Moonshine blues in Greece as EU demands tax hike
ATHENS - Agence France-Presse
Raki, tsipouro and tsikoudia -- cheap traditional beverages that are widely consumed in the country -- are currently taxed at half the rate of other alcoholic drinks.
On Sept.24, the European Commission pushed for the privilege to be abolished.
The Greek government has a month to respond, and unless the issue is resolved, Athens could be taken before the European Court of Justice.
Greece in August ratified a new three-year EU bailout that requires it to clamp down on endemic tax evasion.
The deal will also see Greece scrap privileges for farmers such as income tax breaks and cheaper fuel.
Top-selling newspaper Ta Nea on Friday said that Greece produces an estimated 10.8 million litres of illegal moonshine, nearly double the quantity declared to authorities.

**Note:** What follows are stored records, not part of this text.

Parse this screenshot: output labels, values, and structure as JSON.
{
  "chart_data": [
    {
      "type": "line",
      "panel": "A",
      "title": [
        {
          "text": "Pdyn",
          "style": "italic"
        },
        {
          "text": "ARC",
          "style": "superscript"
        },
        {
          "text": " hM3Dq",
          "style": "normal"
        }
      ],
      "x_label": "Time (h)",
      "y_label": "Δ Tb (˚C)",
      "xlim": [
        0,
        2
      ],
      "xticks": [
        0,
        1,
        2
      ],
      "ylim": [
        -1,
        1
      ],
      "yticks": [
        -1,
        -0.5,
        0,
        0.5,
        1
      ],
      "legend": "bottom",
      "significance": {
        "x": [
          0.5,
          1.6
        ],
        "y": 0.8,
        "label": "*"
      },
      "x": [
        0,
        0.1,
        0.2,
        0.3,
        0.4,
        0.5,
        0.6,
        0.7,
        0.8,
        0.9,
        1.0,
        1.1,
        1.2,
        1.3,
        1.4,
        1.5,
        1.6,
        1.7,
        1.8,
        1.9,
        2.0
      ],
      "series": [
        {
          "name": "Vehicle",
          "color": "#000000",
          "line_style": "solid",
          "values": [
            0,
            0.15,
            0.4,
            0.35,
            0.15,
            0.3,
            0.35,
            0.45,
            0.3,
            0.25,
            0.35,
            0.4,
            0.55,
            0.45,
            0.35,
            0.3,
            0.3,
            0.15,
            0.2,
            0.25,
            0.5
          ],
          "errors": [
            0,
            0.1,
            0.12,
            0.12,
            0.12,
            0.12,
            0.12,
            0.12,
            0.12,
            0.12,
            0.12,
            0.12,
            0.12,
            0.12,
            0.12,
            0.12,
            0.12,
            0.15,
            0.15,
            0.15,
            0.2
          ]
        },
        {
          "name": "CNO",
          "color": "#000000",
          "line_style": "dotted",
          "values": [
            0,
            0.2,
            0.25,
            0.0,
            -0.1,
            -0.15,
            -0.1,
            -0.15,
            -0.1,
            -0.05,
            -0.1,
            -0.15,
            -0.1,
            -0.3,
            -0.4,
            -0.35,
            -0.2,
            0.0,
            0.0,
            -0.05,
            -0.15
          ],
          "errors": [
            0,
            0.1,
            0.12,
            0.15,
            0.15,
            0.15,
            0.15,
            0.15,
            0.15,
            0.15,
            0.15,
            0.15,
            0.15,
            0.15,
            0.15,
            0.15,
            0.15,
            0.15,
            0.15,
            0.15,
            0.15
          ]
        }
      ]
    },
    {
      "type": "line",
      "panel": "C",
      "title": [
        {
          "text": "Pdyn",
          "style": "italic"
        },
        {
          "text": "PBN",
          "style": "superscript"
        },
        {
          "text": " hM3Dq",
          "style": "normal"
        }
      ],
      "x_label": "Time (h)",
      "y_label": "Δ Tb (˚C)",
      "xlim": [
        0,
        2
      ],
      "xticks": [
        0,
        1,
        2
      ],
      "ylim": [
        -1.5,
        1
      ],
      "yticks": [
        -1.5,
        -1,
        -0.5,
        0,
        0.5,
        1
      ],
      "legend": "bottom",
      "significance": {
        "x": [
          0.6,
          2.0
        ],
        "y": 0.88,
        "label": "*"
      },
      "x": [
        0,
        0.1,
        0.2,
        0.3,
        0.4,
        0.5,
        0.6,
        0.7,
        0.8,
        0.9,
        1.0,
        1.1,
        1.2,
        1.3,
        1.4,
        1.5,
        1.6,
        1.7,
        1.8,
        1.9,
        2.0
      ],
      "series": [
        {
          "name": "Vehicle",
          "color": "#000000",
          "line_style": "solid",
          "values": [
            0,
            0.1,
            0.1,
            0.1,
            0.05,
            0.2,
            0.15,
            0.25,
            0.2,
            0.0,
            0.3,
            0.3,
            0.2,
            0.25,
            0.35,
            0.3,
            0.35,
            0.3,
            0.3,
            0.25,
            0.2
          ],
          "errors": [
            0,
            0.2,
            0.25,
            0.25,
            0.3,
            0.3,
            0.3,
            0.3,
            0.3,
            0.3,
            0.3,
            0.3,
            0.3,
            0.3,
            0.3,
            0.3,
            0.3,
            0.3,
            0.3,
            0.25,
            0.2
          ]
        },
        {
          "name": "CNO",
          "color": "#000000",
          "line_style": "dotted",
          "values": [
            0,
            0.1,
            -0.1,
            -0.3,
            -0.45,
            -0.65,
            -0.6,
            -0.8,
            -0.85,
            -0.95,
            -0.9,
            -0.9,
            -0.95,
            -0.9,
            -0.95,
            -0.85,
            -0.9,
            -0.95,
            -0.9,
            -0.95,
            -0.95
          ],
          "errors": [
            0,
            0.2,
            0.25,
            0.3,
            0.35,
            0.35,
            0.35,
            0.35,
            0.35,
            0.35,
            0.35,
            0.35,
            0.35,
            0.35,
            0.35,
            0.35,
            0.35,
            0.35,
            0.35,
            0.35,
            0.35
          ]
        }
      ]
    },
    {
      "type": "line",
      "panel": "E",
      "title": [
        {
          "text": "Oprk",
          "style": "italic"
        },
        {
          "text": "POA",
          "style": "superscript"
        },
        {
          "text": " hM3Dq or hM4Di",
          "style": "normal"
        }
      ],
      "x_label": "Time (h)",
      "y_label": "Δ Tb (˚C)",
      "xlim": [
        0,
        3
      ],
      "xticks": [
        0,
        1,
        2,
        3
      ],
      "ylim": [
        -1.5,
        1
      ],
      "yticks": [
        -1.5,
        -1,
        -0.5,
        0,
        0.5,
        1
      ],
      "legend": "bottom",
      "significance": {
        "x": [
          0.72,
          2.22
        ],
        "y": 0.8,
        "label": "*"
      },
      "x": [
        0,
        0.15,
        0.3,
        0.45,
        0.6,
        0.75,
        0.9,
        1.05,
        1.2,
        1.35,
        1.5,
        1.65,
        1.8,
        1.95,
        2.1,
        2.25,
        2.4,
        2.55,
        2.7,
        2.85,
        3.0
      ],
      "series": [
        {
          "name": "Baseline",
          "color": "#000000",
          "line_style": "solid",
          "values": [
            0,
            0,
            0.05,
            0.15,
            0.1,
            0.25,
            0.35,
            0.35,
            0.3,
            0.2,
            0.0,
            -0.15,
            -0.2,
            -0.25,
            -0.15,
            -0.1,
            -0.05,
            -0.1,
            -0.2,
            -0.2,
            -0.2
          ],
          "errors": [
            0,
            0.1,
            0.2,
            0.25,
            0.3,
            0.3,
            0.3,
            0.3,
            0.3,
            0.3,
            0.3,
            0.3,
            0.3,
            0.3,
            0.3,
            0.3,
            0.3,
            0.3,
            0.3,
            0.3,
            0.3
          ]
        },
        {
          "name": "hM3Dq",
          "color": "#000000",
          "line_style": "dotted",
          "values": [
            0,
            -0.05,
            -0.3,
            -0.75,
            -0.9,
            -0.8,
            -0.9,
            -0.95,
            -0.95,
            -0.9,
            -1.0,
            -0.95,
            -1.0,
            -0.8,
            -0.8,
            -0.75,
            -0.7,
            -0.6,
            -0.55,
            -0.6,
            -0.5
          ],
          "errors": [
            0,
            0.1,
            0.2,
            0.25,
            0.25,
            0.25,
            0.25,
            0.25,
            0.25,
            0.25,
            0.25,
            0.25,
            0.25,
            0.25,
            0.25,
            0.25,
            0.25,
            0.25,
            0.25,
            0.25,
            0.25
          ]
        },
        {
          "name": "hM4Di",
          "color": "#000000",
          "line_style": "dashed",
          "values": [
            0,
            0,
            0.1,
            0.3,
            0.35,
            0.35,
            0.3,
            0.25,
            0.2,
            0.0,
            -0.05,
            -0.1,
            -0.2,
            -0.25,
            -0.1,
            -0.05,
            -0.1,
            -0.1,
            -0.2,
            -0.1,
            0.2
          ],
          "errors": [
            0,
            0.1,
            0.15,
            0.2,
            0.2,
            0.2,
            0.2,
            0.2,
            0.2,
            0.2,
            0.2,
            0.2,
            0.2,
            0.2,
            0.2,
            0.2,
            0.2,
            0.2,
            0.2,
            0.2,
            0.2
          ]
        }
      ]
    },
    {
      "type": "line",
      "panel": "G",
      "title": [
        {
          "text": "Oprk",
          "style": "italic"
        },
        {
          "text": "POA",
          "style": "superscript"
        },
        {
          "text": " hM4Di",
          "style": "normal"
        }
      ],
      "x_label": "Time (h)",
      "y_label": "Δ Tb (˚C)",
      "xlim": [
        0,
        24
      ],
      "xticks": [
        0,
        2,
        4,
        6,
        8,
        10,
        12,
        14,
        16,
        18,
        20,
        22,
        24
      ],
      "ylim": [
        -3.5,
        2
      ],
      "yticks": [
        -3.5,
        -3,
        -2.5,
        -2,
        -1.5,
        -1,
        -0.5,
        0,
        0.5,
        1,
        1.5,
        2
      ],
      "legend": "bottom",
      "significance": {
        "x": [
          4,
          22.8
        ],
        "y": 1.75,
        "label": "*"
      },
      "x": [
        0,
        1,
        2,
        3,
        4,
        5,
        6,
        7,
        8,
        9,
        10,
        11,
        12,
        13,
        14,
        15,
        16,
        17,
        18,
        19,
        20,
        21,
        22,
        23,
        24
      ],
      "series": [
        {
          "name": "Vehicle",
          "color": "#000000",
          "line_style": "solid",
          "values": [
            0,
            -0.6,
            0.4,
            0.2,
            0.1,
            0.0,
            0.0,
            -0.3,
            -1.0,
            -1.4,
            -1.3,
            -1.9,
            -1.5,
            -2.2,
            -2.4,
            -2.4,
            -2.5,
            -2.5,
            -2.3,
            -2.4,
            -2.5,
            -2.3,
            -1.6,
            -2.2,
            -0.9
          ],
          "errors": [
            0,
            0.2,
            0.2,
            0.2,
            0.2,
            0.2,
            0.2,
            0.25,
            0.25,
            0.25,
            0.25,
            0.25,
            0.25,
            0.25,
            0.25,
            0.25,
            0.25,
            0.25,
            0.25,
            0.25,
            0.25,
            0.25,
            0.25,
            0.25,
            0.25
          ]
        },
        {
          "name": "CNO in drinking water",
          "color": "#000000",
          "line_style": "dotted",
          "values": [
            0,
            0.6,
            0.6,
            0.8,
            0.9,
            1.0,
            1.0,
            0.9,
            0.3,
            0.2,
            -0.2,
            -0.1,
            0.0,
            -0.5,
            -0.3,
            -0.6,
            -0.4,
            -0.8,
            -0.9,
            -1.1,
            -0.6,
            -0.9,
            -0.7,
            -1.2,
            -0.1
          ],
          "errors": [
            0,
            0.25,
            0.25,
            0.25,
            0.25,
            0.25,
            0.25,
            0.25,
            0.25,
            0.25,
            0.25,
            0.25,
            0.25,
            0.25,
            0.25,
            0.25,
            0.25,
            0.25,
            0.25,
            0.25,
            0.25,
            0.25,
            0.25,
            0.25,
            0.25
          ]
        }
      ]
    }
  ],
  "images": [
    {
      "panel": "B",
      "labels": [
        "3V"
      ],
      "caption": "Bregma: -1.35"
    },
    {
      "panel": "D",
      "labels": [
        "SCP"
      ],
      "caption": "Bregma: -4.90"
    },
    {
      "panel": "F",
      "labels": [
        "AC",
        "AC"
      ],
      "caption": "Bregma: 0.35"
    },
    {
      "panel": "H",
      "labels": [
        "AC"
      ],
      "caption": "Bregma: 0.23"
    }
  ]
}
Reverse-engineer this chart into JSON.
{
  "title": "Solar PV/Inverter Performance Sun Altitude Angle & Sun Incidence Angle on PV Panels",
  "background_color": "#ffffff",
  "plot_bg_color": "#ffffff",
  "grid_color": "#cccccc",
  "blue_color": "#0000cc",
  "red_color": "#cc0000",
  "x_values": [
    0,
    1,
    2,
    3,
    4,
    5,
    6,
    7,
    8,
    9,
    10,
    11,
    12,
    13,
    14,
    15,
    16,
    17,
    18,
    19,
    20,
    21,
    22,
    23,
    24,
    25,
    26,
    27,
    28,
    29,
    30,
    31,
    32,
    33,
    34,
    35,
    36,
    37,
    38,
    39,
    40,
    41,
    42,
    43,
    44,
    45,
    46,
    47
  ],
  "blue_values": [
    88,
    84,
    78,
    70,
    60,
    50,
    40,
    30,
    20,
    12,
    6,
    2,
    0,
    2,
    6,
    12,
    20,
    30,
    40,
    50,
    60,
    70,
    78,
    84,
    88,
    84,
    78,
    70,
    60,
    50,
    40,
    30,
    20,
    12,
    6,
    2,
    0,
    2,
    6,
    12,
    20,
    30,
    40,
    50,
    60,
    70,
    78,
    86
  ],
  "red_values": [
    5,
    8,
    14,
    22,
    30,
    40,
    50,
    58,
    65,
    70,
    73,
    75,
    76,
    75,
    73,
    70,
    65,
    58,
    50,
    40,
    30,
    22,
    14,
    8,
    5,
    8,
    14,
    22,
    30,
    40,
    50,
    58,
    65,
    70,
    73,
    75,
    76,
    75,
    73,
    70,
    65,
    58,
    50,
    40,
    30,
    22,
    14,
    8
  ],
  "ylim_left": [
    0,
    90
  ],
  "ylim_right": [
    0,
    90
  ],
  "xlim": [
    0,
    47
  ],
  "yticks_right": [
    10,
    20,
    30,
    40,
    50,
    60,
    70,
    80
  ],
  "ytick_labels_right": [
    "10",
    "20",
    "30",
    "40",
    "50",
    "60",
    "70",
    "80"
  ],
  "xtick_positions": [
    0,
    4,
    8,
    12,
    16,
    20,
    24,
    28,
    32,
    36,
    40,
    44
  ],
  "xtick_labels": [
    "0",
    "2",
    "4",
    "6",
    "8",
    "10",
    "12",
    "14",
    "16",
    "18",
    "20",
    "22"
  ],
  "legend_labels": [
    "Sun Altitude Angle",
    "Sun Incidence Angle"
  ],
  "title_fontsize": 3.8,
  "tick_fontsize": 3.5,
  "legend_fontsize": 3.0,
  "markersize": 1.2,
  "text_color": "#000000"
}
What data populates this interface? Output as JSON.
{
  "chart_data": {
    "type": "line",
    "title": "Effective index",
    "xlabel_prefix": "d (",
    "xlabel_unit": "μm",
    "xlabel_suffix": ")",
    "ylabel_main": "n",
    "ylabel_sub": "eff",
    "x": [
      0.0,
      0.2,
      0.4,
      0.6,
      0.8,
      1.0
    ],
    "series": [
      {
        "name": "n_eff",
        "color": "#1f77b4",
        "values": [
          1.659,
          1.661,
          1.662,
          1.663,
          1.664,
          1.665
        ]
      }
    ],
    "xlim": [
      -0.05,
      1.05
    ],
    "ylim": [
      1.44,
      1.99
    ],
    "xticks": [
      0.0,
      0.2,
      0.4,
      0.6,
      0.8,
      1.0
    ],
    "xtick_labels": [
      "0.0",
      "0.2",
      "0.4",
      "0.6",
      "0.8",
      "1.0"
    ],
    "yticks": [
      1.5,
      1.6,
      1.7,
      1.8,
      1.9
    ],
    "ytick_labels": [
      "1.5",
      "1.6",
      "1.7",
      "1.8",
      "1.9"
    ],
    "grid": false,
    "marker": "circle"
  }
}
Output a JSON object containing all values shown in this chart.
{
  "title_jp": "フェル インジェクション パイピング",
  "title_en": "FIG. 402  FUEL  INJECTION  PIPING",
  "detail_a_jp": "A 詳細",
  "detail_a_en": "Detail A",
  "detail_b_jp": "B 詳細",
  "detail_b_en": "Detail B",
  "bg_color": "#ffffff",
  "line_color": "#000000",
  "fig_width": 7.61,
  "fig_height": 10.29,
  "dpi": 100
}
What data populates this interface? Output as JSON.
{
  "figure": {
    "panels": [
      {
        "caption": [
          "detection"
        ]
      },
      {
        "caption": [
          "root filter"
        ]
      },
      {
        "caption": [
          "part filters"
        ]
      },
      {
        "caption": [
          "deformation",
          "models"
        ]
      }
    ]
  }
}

This translates as a tax loss of nearly 100 million euros ($112 million euros), the daily said.
But distillers say the measure could drastically affect vine cultivation in the country.
"The tax increase will automatically cause a major crisis... vineyards that currently can find a market supplying distilleries will be abandoned," Stathis Fragiadakis, head of the distiller association in Heraklion, Crete, told Ta Nea.
"In our country, traditional drinks such as tsipouro and tsikoudia are used to show hospitality," Fragiadakis said, adding: "We do not have an alcoholism problem like other European countries do."
Agisilaos Rapsaniotis, head of the distillers' association in Tyrnavos, central Greece, argued that the measure will effectively equate the cost of locally made beverages with that of imported drinks.
"Today a bottle of tsipouro costs 11 euros, and the price will rise to 15-16 euros, which is how much whisky costs," he told the Ethnos daily.